La recomendación nació en Estados Unidos, aunque en realidad no debería aplicarse de manera general. La cantidad de agua que necesita una persona depende de factores como el clima, la alimentación, la actividad física y las características individuales. Por lo tanto, no se trata de una medida fija para todos.
En este sentido, los famosos “dos litros de agua diarios” son un mito. Nuestro cuerpo no funciona con reglas tan rígidas. Además, la hidratación no proviene únicamente del agua que bebemos: frutas, sopas, infusiones, té y café también aportan líquidos.

Otro error común es creer que el agua desintoxica el organismo. La realidad es que contamos con órganos como el hígado y los riñones, cuya función es filtrar y eliminar lo que no necesitamos. Beber más agua de la necesaria no significa depurarse más; de hecho, podría provocar molestias como dolor de cabeza, náuseas o mareos.
Lo que sí es cierto es que mantener una buena hidratación tiene beneficios muy claros, ayuda a la concentración, favorece el estado de ánimo, regula la temperatura corporal y mejora la digestión.

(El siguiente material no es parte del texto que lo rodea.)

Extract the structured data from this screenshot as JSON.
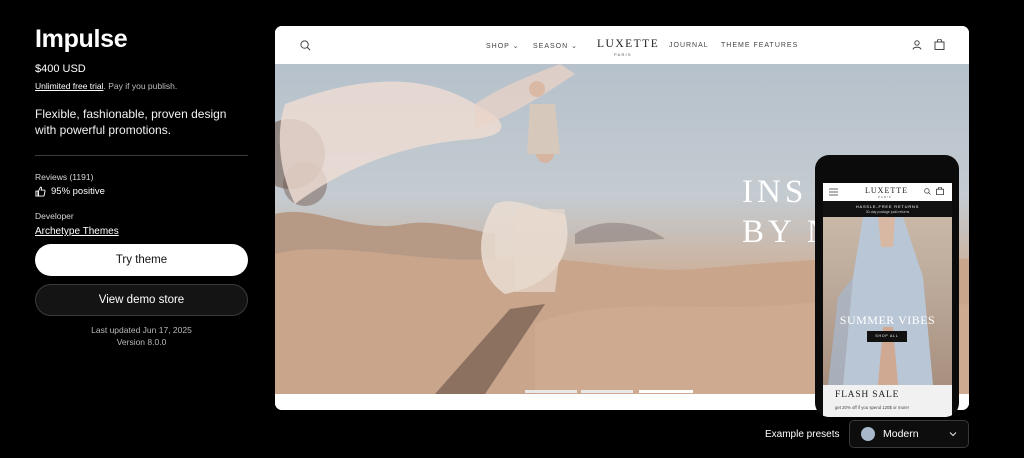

No pasa nada si no alcanzas los famosos dos litros. Lo importante es hidratarte de forma constante y consciente. En días calurosos, después de hacer ejercicio o cuando estás enfermo, tu cuerpo probablemente necesitará más líquidos, pero siempre sin llegar al exceso.

En conclusión, beber agua es fundamental para el buen funcionamiento del organismo, pero no existe una cifra mágica que aplique para todos. Lo más recomendable es aprender a reconocer las señales de tu cuerpo y darle lo que necesita, sin obsesionarse ni caer en exageraciones.